They are in the nursery. In the classroom. While we work and worship, they care for our children in back rooms and church basements, sharing the love of Jesus with those in their care.
We gather in our sanctuaries and our auditoriums, watching the people onstage as they lead and teach us, grateful for their gifts. Then we pick up our children from Sunday School and go home.
They are in the care homes and the group homes, these people who patiently shave faces and clean up messes without damaging a person’s dignity.

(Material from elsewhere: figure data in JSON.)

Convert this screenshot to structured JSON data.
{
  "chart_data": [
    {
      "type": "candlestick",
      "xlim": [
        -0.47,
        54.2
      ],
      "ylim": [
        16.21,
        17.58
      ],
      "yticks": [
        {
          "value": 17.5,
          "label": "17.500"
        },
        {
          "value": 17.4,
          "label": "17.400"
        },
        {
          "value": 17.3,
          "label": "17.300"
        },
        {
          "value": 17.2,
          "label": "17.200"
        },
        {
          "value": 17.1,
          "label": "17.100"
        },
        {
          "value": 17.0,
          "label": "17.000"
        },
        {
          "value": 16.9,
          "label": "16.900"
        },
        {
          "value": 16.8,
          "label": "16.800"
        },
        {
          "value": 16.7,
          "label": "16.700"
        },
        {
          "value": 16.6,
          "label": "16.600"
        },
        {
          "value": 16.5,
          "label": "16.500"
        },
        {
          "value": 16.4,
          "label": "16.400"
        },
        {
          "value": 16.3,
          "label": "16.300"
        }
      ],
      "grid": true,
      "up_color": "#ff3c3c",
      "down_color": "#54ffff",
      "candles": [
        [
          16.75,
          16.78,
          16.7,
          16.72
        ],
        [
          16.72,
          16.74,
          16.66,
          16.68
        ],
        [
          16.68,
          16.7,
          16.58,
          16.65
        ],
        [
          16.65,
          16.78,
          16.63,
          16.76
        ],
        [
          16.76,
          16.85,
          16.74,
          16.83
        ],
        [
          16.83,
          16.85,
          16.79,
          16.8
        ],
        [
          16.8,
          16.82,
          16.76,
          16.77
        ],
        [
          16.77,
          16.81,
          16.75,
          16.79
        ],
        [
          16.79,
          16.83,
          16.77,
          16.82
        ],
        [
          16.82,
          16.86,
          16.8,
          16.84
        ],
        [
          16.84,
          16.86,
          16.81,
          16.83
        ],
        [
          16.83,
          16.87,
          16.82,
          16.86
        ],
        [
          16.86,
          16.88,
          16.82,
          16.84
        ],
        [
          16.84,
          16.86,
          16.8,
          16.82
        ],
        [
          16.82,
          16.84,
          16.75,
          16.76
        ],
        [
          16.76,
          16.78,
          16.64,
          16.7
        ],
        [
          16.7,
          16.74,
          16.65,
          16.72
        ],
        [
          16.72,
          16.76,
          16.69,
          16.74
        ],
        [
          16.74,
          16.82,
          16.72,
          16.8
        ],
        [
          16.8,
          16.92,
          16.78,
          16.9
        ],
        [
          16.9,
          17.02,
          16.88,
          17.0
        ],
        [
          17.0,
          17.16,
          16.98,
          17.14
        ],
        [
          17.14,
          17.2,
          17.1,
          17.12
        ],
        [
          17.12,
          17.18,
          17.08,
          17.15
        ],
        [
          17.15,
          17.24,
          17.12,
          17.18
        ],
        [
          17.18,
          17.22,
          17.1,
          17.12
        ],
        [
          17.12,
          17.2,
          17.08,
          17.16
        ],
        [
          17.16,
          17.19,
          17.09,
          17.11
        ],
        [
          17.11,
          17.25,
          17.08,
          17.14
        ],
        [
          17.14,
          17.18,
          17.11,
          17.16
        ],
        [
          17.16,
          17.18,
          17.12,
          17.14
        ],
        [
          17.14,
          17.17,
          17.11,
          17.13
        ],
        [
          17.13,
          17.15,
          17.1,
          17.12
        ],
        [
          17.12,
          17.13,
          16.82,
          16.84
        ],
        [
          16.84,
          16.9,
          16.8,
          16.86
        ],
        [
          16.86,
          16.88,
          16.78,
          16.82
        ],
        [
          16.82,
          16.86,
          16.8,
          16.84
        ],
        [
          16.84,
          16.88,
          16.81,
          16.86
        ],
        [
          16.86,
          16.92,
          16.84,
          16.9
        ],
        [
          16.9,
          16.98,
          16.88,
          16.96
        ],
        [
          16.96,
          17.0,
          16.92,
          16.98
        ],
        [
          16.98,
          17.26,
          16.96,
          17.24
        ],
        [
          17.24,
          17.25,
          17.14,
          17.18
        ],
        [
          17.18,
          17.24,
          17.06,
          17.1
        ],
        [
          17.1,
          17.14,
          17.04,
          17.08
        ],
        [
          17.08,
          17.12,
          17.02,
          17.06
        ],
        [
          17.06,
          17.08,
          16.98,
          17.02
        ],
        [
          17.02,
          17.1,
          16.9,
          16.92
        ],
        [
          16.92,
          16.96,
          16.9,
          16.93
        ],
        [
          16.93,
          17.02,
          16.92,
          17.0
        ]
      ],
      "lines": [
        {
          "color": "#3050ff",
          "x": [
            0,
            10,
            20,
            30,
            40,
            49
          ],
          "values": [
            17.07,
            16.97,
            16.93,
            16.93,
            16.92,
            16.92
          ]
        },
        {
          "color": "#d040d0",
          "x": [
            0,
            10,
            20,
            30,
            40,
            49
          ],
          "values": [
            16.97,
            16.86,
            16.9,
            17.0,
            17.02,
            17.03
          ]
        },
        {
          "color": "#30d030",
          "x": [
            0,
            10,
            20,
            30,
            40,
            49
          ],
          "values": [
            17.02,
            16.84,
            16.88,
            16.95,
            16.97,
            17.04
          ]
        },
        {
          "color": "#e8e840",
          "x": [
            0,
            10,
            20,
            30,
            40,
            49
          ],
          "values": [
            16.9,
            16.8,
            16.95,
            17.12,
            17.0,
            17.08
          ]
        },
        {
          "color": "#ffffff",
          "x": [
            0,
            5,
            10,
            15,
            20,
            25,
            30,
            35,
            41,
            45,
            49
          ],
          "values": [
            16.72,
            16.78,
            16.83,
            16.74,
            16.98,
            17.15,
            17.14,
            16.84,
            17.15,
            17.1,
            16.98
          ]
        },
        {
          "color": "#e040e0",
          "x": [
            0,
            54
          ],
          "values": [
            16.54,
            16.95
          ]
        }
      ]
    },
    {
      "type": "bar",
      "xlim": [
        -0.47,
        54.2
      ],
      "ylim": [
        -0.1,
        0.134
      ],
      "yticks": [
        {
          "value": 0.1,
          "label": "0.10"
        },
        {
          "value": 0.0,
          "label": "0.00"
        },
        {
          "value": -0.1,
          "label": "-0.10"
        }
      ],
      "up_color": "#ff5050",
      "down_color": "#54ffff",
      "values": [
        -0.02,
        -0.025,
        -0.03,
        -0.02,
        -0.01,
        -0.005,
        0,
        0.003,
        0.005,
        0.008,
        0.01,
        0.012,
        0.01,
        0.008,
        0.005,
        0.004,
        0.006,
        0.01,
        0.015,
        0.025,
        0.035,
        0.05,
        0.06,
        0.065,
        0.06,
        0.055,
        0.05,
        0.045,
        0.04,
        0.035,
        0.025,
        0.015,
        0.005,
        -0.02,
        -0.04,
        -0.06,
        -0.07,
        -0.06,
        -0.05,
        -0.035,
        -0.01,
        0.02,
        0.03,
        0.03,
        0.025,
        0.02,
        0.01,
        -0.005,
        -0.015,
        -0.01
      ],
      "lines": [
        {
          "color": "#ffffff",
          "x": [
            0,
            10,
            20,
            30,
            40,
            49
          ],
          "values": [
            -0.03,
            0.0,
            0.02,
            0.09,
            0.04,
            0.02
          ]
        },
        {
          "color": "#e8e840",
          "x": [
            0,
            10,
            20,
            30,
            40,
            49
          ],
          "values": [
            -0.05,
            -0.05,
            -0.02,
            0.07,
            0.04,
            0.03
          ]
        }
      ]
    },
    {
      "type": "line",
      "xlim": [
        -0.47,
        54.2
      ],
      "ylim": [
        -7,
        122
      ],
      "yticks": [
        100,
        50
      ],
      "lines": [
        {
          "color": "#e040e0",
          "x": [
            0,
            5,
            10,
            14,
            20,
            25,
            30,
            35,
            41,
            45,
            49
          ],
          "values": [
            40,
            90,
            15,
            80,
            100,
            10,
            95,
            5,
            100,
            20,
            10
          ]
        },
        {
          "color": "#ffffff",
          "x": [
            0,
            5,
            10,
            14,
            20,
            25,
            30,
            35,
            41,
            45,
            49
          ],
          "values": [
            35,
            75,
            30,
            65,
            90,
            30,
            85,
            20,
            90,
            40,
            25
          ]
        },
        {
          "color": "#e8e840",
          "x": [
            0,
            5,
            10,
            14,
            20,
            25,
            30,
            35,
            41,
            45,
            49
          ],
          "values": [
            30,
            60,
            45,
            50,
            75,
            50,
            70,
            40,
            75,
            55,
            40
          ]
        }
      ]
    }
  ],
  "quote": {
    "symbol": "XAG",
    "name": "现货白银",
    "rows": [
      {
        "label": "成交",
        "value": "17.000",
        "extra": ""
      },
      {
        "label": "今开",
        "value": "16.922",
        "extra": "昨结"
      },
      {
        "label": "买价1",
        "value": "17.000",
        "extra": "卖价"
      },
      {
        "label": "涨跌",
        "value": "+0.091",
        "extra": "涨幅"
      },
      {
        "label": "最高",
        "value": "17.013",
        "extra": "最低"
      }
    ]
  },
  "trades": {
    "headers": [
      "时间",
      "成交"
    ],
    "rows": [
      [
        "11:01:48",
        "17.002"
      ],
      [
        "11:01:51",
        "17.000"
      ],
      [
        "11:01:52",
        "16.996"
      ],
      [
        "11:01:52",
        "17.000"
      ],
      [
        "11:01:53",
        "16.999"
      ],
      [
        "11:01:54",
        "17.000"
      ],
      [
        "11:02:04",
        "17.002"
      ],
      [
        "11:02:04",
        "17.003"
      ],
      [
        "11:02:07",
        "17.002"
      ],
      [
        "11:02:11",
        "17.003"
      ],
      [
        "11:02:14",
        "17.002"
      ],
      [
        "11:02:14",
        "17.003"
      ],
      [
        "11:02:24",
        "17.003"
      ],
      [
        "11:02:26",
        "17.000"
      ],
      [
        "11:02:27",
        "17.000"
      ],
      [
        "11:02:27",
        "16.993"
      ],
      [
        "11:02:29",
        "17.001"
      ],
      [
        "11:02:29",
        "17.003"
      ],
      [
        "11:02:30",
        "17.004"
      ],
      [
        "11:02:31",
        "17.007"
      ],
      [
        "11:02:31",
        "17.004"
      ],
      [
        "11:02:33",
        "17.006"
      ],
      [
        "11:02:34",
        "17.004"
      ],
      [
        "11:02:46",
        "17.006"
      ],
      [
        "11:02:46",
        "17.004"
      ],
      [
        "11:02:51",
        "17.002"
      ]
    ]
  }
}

I have a vivid memory of a visit to my mother’s place and seeing a caregiver kneeling to tenderly rub lotion on the feet of a woman who couldn’t acknowledge her presence, talking to her gently as she worked.
Every mother and caregiver understands obscurity. They do the invisible, unpraised work of holding a child in the dark, listening to a tantrum while the kitchen timer ticks down, ministering to their bodies and their souls while others produce, achieve and perform.
Like a farmer who plants and tends the crop so that others can eat, their work is vital. Studies of orphans and the traumatized show us how crucial it is for a child to feel loved and safe.
Horror stories from understaffed nursing homes highlight how vital human kindness is to the most vulnerable. And yet the hard work of that nurturing goes largely unnoticed.
I remember how my children ran with joy to their Sunday School rooms, how their tears from separation dried quickly under the loving care of the nursery workers. I remember the kindnesses shown in my mother’s dementia wing and I am grateful for these places and these workers who gladly use their gifts for the good of others.
Just last week my son bounced and chattered with joy in the back seat on our way to see his respite provider, hardly sparing me a goodbye hug as he ran gleefully to greet them.
The results of this kind of nurturing are often taken for granted. Like the food that sustains us day by day, unacknowledged unless it is missing, warm memories of God’s house, the security of boundaries, and the tenderness of a mother establish a foundation that allows children to stand against later storms as those hours of sacrifice poured into them hardens into the concrete of stability.
Even those – maybe especially those – who spurn the sacrifices love made for them, they still know.
This work requires humility. A willingness to lay their preferences aside for the good of others. A sacrifice of hiddenness so that others can take the stage.
There is little earthly reward for changing diapers, wiping noses or rocking a distressed child into calm, except for the approval of God who said, “Whoever gives one of these little ones a cup of water in my name…”
The last shall be first,” Jesus promised. I like to think it’s the mothers, the care workers, and all those who have loved and sacrificed in obscurity who will be escorted to the front to be finally seen by all.
The very ones who would prefer to stay in the back and watch others shine will receive back in abundance the love they have so freely given.
And I, for one, can’t wait to witness it.